山小屋はカーブの方の道だ。あとはそのカーブを進んで道なりに行けば山小屋に到着するから。

絶対、道間違えるんじゃねーぞ。」


「でも、もし間違えたらどうするんですか」
と僕。



「見たらすぐわかる道だから絶対間違えないから」



「でっでもそれでも道がわからなったらどうするんですか」



「大丈夫だって」



「大丈夫って根拠はどこにあるんですか?俺ここに来た事ないんですよ。クマでも出たらどうするんですか」

僕は引き下がらない。


「大丈夫!大丈夫だからって。ここにはクマいないから」


「でもそんなこと言ったって・・・」


「お前もしつこいな~。しつこいよ。
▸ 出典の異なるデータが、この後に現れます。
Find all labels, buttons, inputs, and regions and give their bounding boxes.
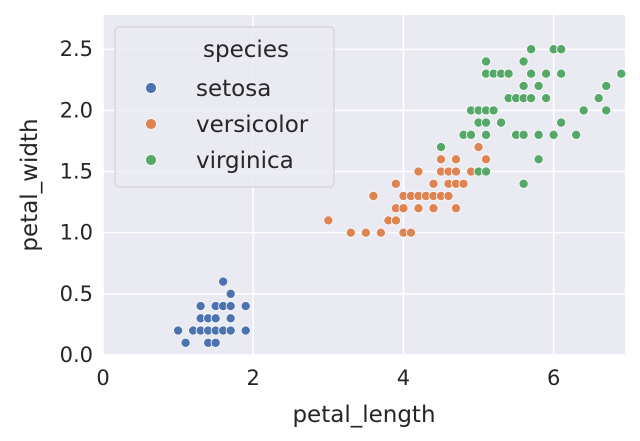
legend-box bbox=[114, 26, 335, 188]
point-virginica bbox=[496, 117, 507, 128]
point-versicolor bbox=[413, 203, 424, 214]
point-virginica bbox=[481, 129, 492, 140]
point-virginica bbox=[466, 129, 477, 140]
point-setosa bbox=[180, 337, 191, 348]
point-versicolor bbox=[435, 154, 446, 165]
point-setosa bbox=[225, 288, 236, 299]
point-virginica bbox=[481, 56, 492, 67]
point-versicolor bbox=[390, 178, 401, 189]
point-virginica bbox=[526, 93, 537, 104]
point-setosa bbox=[210, 337, 221, 348]
point-versicolor bbox=[428, 203, 439, 214]
point-virginica bbox=[556, 117, 567, 128]
point-virginica bbox=[518, 56, 529, 67]
y-tick-label: 1.5 bbox=[60, 160, 93, 184]
point-versicolor bbox=[451, 154, 462, 165]
point-versicolor bbox=[451, 166, 462, 177]
point-virginica bbox=[578, 105, 589, 116]
point-setosa bbox=[195, 301, 206, 312]
point-versicolor bbox=[413, 166, 424, 177]
point-versicolor bbox=[368, 191, 379, 202]
point-versicolor bbox=[323, 215, 334, 226]
x-tick-label: 0 bbox=[96, 366, 109, 390]
point-virginica bbox=[526, 44, 537, 55]
legend-label-setosa: setosa bbox=[196, 76, 271, 102]
point-setosa bbox=[225, 313, 236, 324]
point-virginica bbox=[556, 44, 567, 55]
y-tick-label: 2.0 bbox=[60, 98, 93, 122]
x-tick-label: 2 bbox=[247, 366, 260, 390]
legend: species setosa versicolor virginica bbox=[114, 26, 335, 188]
point-setosa bbox=[225, 301, 236, 312]
point-virginica bbox=[481, 117, 492, 128]
point-virginica bbox=[541, 68, 552, 79]
point-virginica bbox=[518, 129, 529, 140]
point-versicolor bbox=[398, 203, 409, 214]
point-versicolor bbox=[458, 178, 469, 189]
point-virginica bbox=[616, 68, 627, 79]
x-tick-label: 6 bbox=[547, 366, 560, 390]
point-virginica bbox=[526, 68, 537, 79]
legend-label-virginica: virginica bbox=[196, 148, 294, 174]
point-virginica bbox=[571, 129, 582, 140]
point-versicolor bbox=[451, 203, 462, 214]
y-tick-label: 0.0 bbox=[60, 343, 93, 367]
y-tick-label: 2.5 bbox=[60, 37, 93, 61]
y-axis-label: petal_width bbox=[17, 118, 43, 251]
point-virginica bbox=[435, 142, 446, 153]
legend-entries: setosa versicolor virginica bbox=[145, 76, 309, 174]
point-virginica bbox=[481, 166, 492, 177]
data-points bbox=[173, 44, 627, 348]
x-axis-label: petal_length bbox=[292, 402, 435, 428]
point-virginica bbox=[548, 129, 559, 140]
point-setosa bbox=[210, 313, 221, 324]
point-setosa bbox=[240, 325, 251, 336]
point-virginica bbox=[518, 80, 529, 91]
legend-marker-versicolor bbox=[145, 118, 157, 130]
point-virginica bbox=[601, 80, 612, 91]
legend-label-versicolor: versicolor bbox=[196, 112, 309, 138]
point-setosa bbox=[218, 276, 229, 287]
point-versicolor bbox=[481, 154, 492, 165]
point-virginica bbox=[541, 93, 552, 104]
y-tick-label: 0.5 bbox=[60, 282, 93, 306]
point-virginica bbox=[556, 68, 567, 79]
point-virginica bbox=[533, 80, 544, 91]
point-setosa bbox=[240, 301, 251, 312]
point-setosa bbox=[173, 325, 184, 336]
point-virginica bbox=[593, 93, 604, 104]
y-tick-label: 1.0 bbox=[60, 221, 93, 245]
point-versicolor bbox=[443, 191, 454, 202]
point-virginica bbox=[533, 129, 544, 140]
point-virginica bbox=[601, 105, 612, 116]
point-versicolor bbox=[390, 215, 401, 226]
point-setosa bbox=[225, 325, 236, 336]
point-versicolor bbox=[428, 178, 439, 189]
legend-title: species bbox=[203, 37, 289, 63]
point-versicolor bbox=[345, 227, 356, 238]
point-virginica bbox=[488, 105, 499, 116]
legend-marker-virginica bbox=[145, 154, 157, 166]
point-virginica bbox=[518, 178, 529, 189]
point-versicolor bbox=[360, 227, 371, 238]
point-versicolor bbox=[405, 227, 416, 238]
point-versicolor bbox=[375, 227, 386, 238]
y-tick-labels: 0.0 0.5 1.0 1.5 2.0 2.5 bbox=[60, 37, 93, 367]
x-tick-labels: 0 2 4 6 bbox=[96, 366, 560, 390]
point-versicolor bbox=[473, 142, 484, 153]
legend-marker-setosa bbox=[145, 82, 157, 94]
point-virginica bbox=[533, 154, 544, 165]
point-virginica bbox=[503, 68, 514, 79]
x-tick-label: 4 bbox=[397, 366, 410, 390]
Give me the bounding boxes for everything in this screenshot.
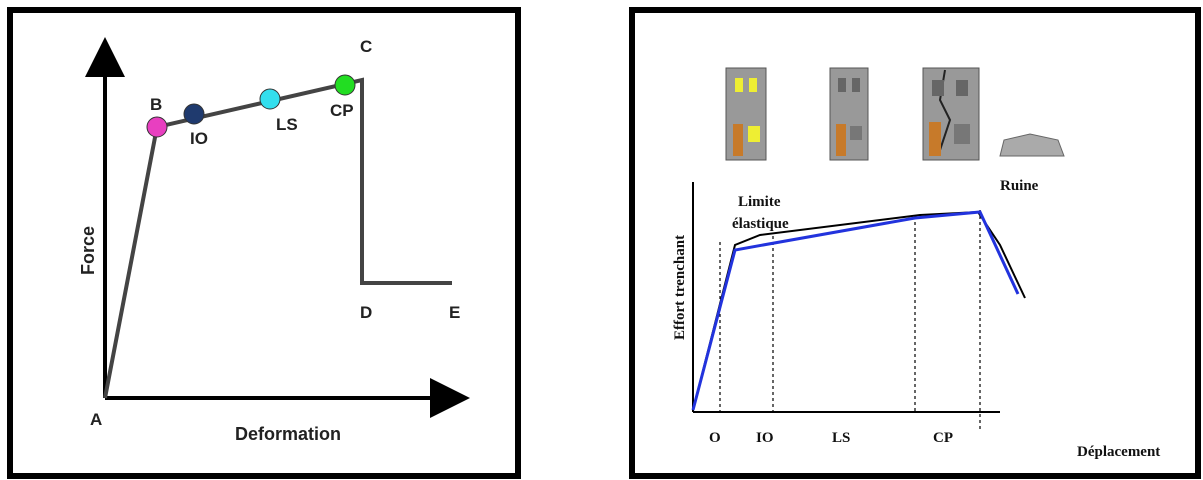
- label-d: D: [360, 303, 372, 322]
- x-label: Déplacement: [1077, 444, 1160, 460]
- point-io: [183, 103, 205, 125]
- left-panel: A B C D E IO LS CP Deformation Force: [7, 7, 521, 479]
- curve-blue: [691, 210, 1020, 411]
- label-c: C: [360, 37, 372, 56]
- elastic-limit: élastique: [732, 216, 789, 232]
- label-io: IO: [190, 129, 208, 148]
- x-label: Deformation: [235, 424, 341, 444]
- curve: [103, 77, 452, 399]
- label-a: A: [90, 410, 102, 429]
- y-label: Force: [78, 226, 98, 275]
- label-b: B: [150, 95, 162, 114]
- level-label: LS: [832, 430, 850, 446]
- label-ls: LS: [276, 115, 298, 134]
- level-label: CP: [933, 430, 953, 446]
- elastic-limit: Limite: [738, 194, 781, 210]
- ruin-label: Ruine: [1000, 178, 1039, 194]
- building-icons: [725, 67, 1065, 161]
- level-label: O: [709, 430, 721, 446]
- level-label: IO: [756, 430, 774, 446]
- label-cp: CP: [330, 101, 354, 120]
- point-cp: [334, 74, 356, 96]
- label-e: E: [449, 303, 460, 322]
- point-ls: [259, 88, 281, 110]
- right-panel: Limite élastique Ruine O IO LS CP Déplac…: [629, 7, 1201, 479]
- level-lines: [719, 210, 981, 430]
- curve-black: [692, 210, 1026, 411]
- point-b: [146, 116, 168, 138]
- y-label: Effort trenchant: [672, 235, 688, 340]
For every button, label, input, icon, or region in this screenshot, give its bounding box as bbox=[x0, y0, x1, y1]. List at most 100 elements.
しつこい。迷ったら携帯かけてくればいいから」


『そっか!携帯があったんだ。』

僕は少し安心したのだが、


『しかし、ほんとに大丈夫かな~。この人顔赤いし。酔った勢いでこんな事やりだしたんじゃねーの・・・・。
でも、他の人たちも行っちゃったしな~・・・・』

と、やっぱり不安が残る。



「あの~」


「なんだ?」


「俺も2人で行っていいですか?」

僕は往生際が悪くても引き下がらなかった。

「はああ・・・まあいいけど、ホントに大丈夫だぜ」

と木田さんが渋々OK!


『よしっ』
と僕は、心でガッツポーズを取り、


「山田さん、一緒に行きませんか?」

と山田さんに助け舟を出した。


すると山田さん自分を指差し、

「えっ俺?俺はいいよ。

俺は企画者だから、一番最後に行く。向こうで飲むビールとか持っていかなくちゃいけないし。」

とやんわり拒否。


それでも負けじと

「えっじゃあ俺がその荷物持ちますよ。」
と僕。


「いや大丈夫だから!」


「いや俺持ちますよ。」


「いいから」


「いいですって遠慮しなくても!」


「遠慮してないって」


「いいじゃないですか~相部屋なんですから」


「ホントにいいんだよ!だって俺、木田さんと一緒にいくから」


・・・・・・

・・・・・・・・・・


「えええええええ」


僕は目を丸くした。


『きったねーー。きたねーぞ。

山田さんっ!  きたねー。


くそーー。しかも本心出やがって


立場を利用した口実+木田さんとグルかよ!ずりーなー。。


じゃあどうしよう・・・・でも、まあ仕方ないから、佐竹と行こうっと・・・』



「それじゃあ佐竹!一緒に行かない??」


僕は山田さんの隣にいた佐竹に声をかける。


これに対し佐竹は、

「俺、1人でいくからいいわ」
とキッパリ。


・・・・

・・・・・・・・

『俺って友達少ねーーーー』


「わかりました。じゃあ行ってきます」


僕は落胆しながら、1人で闇の中に足を踏み入れたのだった。